The problem with the little things that make other people happy, is that they are of very little interest to anyone else. Hence the word “little”. And you know what? That’s fine! Stupidly simple things make me happy too. Like the weather having cooled down enough for me to be able to close my window at night. Does that deserve acknowledging? YES. Does that deserve its own photo with a #nomosquitostonight #hahahatakethatyousbloodsuckingbitch (remember that in this case, the enemy is female)? 
The answer: you got it, NO.

What bothers me most in these types of posts is that, not only do they lack originality and creativity -2 qualities shared by happy people if you believe the lists mentioned above, but they also support the idea that internet has become the sole proof of existence of EVERYTHING. If the solar system didn’t have a Facebook profile, people would go back to questioning it. If the news is not online, it’s not happened. If you didn’t check-in you weren’t there. And the newest and saddest one: if a moment is not hash tagged, it’s not happy.

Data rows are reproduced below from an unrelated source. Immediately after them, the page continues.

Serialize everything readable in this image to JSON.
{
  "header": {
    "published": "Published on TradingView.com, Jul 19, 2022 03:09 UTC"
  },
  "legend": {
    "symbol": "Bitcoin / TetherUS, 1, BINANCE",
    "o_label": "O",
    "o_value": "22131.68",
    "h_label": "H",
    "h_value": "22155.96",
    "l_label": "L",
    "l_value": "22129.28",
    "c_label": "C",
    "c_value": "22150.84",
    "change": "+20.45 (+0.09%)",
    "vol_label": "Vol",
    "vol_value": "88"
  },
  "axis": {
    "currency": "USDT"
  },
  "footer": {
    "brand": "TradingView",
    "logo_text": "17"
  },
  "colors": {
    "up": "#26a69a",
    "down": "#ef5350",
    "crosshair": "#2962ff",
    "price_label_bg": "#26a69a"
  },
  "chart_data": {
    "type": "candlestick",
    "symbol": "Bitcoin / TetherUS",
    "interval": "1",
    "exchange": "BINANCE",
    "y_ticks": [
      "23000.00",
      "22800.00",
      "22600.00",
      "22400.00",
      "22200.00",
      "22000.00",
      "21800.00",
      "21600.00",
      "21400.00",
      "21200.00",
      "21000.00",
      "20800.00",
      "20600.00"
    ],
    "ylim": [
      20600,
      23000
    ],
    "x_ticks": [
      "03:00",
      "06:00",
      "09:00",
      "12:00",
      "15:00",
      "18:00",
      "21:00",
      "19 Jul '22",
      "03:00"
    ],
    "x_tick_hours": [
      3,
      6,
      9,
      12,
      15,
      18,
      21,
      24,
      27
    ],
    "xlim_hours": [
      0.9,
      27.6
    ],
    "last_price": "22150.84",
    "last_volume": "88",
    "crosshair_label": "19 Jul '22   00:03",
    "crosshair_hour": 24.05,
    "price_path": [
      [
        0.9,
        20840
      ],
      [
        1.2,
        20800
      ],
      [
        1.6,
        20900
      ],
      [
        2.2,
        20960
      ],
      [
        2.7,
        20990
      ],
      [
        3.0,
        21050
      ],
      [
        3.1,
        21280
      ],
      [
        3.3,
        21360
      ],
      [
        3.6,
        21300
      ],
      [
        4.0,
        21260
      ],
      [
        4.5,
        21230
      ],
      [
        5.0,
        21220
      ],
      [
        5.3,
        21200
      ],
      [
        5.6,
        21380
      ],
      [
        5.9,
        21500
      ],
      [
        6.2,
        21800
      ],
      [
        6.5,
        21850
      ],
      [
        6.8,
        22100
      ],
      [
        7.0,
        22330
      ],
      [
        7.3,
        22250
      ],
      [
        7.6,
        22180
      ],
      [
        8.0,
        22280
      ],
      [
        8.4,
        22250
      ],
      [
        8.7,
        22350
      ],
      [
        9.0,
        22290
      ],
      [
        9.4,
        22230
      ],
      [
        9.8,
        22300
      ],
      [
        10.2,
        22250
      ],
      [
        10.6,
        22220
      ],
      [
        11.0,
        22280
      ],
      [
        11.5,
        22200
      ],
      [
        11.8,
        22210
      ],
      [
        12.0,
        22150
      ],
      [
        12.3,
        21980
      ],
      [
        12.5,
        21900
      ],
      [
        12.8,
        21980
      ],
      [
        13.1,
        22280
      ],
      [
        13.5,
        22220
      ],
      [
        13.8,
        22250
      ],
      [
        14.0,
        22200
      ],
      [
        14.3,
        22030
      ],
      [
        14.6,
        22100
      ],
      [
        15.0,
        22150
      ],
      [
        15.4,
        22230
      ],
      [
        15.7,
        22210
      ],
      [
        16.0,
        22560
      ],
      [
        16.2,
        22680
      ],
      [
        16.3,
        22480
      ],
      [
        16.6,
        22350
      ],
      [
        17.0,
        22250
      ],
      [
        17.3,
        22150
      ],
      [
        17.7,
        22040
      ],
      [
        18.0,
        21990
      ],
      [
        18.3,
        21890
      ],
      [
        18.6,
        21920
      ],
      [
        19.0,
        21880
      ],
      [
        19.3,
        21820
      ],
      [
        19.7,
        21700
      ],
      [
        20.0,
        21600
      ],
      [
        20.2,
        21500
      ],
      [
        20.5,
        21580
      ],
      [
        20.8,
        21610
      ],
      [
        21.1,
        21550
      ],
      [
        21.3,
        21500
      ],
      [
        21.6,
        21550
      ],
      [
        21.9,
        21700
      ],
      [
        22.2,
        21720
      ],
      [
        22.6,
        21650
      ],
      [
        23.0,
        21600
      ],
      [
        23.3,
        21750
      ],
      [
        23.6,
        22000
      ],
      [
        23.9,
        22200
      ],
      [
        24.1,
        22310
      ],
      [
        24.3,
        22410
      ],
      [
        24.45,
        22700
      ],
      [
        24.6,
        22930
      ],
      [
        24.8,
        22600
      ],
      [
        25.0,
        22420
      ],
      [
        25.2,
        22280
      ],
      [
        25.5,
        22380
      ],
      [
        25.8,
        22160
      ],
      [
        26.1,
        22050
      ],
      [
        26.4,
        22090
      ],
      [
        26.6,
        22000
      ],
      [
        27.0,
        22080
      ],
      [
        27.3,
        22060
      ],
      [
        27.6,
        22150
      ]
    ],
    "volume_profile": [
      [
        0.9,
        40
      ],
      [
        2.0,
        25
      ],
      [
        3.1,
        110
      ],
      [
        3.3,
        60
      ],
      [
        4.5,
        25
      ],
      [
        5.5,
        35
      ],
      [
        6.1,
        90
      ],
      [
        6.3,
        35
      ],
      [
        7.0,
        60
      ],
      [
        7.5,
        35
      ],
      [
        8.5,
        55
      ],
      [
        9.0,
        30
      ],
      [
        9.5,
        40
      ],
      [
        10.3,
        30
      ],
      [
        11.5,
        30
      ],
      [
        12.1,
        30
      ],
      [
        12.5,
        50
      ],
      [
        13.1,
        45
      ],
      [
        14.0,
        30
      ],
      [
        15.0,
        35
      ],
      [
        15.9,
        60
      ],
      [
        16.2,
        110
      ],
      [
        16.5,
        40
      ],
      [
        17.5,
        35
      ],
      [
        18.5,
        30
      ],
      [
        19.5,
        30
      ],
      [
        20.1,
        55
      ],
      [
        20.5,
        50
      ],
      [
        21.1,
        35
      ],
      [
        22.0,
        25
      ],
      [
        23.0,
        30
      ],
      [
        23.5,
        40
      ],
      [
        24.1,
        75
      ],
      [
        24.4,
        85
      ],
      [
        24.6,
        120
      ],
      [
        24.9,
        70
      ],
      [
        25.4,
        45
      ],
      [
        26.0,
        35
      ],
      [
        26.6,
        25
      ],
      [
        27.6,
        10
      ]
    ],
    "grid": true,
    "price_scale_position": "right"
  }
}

Hashtags are my new worst enemy.
They have this laziness and absence of emotions about them. As if people hadn’t already forgotten how to spell properly, now we even stopped bothering about making a full sentence. Sometimes, I wake up at night wondering how we used to communicate in the written world without smileys and hashtags. Words must have carried back a whole lot more meaning back then.
Just imagine Shakespeare writing on Facebook:


 HAMLET:feeling confused   “2B or not 2B?” #thatisthequestion

 
What I am deploring here is not the fact that people are trying harder (and possibly better) at being happy. My problem is that this year, happiness has become the new selfie. This is no longer about the quest for inner well-being, but another way of attracting people’s attention and obtaining their approval via much-desired “Likes”. Is a person really happy if no one else knows about it? I guess it is in human nature to need to share strong emotions. What feels wrong to me is the way we seem to have simplified it down to posting a few words online along with a bunch of symbols and yellow faces and then wonder why we are left unsatisfied and craving more attention.

I won’t deny it; I too have clicked on the links and watched the videos. What happened next was fairly uninspiring. But then, life wouldn’t be exciting if all we had to do to be content forever was spend 5 minutes on YouTube. That’s the beauty of it all for me; some things are so wonderfully complex they can’t be boiled down to a simple formula.

So like everyone else this year, I’m also on the path to happiness; only I’m trying to take the road less travelled. I am doing what so many have done lately: pinpoint my joyful little moments and share them with those I love… or not
I will stay true to myself and do it my own weird ways, taking countless mental snapshots, feeling more emotion I can handle at once and speaking more words you can bear to listen.

And most importantly, I will make sure that I do so in the real world.